Continuing with Mormon authors this week, I present The Rules in Rome by A.L. Sowards.

The story begins when a pack of Allied soldiers ambush a German officer’s car bounding along the road in Italy. As the men examine the dead officer now slumped in the seat, they notice how thoroughly he resembles one of their own, Bastien Ley. Daringly, Bastien assumes the dead man’s identity and reports for work at the Gestapo headquarters in Rome.

His Allied superiors saddle him with Gracie Begni, an American of Italian descent and a crack radio operator. They must play like they’re a couple while Bastien gathers Gestapo information and Gracie transmits it.

One look at Gracie and Bastien makes it clear that she’s a bother, he doesn’t want her along and, furthermore, has she any idea what will happen to her if she can’t pull off this mission?

Gracie puts her hand on her hip, assuring him she cannot be dissuaded, picks up her suitcases and catches the train to Rome.

And off we go, into a world where Bastien has to Heil a Hitler he hates and Gracie has to stand in long lines for food and water, along with the citizens of Rome.

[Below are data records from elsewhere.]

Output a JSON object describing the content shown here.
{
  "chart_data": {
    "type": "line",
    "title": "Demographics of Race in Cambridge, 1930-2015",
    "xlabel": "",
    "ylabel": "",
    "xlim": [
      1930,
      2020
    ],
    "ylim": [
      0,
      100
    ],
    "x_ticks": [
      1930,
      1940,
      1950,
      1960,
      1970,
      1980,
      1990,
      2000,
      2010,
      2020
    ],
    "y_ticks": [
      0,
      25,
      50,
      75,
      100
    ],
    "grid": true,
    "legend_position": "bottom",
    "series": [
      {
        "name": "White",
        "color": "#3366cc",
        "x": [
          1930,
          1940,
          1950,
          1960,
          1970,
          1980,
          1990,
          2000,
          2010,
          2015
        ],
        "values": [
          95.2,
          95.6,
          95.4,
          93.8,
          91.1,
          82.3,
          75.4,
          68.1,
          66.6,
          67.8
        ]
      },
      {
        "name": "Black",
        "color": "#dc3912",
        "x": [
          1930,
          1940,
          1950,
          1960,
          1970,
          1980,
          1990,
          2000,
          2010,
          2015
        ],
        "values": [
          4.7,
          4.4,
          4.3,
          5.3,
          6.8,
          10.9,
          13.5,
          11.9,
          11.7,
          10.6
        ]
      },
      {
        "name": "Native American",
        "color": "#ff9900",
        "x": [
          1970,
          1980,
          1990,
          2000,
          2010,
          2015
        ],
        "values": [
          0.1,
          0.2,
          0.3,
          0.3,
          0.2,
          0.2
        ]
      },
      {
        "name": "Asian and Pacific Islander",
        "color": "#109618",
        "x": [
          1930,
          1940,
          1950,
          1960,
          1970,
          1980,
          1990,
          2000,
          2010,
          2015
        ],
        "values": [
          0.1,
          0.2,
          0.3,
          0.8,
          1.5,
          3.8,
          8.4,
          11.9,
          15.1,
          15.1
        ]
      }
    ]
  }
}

All while they act like they’re in love.

The key word is ACT.

Didn’t we discuss seismic kisses last week?

Well, this week, the kisses are at least good enough to make one set of lips wonder if the other set of lips might just have stopped pretending.

Oh, how Sowards tests that act. She gets them spending the night in the same hotel room — chastely, for Gracie’s a good Mormon girl and Bastien knows it. She inflicts bloody injury, triggering things like sympathy and the impulse to rescue/flutter with concern.

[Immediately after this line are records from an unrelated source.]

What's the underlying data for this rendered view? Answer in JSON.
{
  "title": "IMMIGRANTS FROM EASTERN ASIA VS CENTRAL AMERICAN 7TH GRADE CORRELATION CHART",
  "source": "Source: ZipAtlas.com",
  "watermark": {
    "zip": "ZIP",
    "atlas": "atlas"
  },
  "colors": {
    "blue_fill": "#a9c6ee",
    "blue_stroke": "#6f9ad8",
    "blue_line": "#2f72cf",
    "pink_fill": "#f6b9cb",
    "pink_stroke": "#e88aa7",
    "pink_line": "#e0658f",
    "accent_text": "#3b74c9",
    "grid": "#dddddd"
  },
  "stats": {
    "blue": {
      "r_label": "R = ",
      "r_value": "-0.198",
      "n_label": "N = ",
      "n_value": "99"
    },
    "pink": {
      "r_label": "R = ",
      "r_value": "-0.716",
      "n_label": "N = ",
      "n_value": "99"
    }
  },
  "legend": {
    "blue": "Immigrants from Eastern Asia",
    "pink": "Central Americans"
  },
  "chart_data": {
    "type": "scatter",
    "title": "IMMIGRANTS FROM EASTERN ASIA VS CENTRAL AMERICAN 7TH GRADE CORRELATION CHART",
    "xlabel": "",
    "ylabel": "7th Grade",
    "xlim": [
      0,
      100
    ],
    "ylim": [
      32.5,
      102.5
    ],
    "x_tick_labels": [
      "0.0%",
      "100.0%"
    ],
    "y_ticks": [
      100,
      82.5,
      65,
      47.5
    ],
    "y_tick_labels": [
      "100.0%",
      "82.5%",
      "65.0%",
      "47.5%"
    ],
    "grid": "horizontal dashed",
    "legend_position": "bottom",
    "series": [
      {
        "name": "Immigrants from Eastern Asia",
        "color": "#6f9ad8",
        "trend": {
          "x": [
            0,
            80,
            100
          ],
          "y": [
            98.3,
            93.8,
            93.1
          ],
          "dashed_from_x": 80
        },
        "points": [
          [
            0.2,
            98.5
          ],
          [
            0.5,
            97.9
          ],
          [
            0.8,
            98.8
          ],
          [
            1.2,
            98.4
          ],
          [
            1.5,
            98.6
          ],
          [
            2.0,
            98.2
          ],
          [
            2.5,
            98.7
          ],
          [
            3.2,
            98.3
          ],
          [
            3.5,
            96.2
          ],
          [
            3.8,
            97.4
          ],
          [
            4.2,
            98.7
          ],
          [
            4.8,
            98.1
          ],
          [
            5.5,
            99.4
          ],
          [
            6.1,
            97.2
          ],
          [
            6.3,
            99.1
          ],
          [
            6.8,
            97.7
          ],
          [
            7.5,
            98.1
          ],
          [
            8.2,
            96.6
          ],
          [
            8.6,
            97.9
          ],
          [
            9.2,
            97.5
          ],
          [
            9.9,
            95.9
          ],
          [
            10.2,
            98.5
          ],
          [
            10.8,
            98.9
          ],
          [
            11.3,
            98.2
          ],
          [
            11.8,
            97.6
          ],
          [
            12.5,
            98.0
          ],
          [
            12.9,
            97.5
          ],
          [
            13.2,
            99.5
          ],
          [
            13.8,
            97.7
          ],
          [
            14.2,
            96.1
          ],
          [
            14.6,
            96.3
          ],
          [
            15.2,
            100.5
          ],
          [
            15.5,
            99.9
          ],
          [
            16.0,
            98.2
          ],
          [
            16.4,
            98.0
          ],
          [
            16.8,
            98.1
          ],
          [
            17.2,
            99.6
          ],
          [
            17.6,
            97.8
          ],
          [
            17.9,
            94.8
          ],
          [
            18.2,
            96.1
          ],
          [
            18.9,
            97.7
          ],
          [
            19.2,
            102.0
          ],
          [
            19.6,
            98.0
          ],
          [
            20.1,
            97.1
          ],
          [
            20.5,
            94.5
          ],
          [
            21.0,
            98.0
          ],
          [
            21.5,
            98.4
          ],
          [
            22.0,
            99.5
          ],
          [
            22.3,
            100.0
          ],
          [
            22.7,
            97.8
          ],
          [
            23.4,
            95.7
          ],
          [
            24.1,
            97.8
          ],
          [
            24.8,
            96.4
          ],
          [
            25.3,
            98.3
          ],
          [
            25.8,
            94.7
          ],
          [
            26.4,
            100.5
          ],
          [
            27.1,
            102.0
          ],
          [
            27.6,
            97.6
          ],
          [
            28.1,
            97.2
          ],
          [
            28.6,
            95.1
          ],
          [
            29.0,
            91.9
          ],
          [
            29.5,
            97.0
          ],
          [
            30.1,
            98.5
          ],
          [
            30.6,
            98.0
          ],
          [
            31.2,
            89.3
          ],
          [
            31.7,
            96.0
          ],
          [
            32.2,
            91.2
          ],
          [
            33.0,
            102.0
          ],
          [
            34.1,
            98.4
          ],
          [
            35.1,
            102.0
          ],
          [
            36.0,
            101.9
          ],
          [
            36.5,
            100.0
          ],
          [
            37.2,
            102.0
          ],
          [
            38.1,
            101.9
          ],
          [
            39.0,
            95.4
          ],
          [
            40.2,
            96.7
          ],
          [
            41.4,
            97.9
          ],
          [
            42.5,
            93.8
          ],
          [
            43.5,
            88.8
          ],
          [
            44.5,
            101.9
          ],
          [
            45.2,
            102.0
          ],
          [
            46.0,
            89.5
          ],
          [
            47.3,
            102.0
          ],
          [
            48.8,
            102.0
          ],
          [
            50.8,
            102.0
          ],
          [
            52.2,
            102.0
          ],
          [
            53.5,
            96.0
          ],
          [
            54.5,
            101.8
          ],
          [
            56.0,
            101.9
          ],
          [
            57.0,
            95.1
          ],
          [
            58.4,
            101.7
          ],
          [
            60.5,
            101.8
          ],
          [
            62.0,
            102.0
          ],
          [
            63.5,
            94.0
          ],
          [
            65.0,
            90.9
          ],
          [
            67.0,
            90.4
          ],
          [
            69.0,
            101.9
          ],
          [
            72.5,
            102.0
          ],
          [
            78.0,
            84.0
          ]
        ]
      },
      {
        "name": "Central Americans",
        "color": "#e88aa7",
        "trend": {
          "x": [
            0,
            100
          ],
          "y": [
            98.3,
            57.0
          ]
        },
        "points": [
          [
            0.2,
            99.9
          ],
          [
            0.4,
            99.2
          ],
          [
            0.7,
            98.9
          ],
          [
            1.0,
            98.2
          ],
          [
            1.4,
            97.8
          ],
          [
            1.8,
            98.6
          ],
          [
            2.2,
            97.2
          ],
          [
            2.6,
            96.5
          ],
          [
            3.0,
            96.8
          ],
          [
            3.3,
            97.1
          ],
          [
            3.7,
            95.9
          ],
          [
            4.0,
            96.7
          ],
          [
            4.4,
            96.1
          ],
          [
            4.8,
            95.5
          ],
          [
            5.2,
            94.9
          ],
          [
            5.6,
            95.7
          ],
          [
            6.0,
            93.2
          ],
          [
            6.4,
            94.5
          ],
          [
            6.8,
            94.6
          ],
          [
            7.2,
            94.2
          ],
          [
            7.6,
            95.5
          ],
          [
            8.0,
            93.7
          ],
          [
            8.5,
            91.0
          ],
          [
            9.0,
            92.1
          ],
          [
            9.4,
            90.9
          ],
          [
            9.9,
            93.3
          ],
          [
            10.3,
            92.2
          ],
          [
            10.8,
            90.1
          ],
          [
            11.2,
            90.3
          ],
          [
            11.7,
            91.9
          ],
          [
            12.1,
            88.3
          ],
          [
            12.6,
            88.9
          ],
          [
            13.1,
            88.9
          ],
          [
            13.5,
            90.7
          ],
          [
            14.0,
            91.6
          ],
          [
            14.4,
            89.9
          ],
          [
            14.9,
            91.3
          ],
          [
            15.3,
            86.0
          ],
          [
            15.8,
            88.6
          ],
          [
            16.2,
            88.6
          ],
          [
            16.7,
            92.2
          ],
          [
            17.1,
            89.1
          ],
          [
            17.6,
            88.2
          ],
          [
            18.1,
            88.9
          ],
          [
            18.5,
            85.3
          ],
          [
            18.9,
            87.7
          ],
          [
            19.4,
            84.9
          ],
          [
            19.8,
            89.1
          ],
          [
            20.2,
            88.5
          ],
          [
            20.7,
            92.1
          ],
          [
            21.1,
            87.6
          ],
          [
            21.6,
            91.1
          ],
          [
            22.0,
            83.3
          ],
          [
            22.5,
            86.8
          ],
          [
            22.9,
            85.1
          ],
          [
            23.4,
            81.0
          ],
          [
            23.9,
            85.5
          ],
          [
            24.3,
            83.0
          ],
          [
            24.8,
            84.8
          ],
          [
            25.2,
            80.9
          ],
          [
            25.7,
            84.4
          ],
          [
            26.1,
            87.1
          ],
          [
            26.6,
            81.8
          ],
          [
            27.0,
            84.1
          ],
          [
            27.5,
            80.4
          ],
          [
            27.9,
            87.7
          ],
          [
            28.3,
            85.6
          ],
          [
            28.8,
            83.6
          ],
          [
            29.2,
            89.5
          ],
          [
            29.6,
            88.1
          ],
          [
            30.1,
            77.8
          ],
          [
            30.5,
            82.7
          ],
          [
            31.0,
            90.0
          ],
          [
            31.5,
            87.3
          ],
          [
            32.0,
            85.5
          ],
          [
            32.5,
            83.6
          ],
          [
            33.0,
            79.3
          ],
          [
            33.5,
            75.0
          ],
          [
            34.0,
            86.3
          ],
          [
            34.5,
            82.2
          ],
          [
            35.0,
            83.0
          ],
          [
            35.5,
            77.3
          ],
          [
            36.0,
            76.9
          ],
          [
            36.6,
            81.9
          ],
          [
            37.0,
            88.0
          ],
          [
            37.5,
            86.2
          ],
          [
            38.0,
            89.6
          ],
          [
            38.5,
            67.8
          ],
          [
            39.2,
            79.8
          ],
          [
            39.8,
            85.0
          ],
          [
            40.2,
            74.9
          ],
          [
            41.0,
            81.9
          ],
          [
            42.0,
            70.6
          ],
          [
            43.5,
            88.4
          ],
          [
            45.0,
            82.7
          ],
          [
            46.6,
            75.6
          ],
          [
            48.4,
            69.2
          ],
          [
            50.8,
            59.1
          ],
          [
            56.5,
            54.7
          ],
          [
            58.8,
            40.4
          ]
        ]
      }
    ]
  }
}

All this act made me think of Rex Morgan, M.D. (Is that comic still around? One of my sisters said of old Rex, “He doesn’t have an emotional bone in his body.”) Anyway, the act and all the attempts to trip it up worked on me about as well setting a Pot Belly sandwich in front of me. I could take or leave the old dry-breaded thing. (A Firehouse Sub though . . . )

My hat is off, however, to Sowards’ for her substantial research. Read her book and it will fill your head with fascinating things to talk about at your next dinner party.

And if Rules in Rome ever turns into a movie, the actress who snags the part of Gracie will have the time of her life shooting pistols, riding motorcycles through Rome (Rome!!) and meeting secret contacts in secret places to exchange secret code words.

The Rules in Rome won the Whitney Award, one of the plum prizes in Mormon letters. If you like it, Sowards has enough published books to supply a good two-month reading binge, depending on how fast you can turn the pages.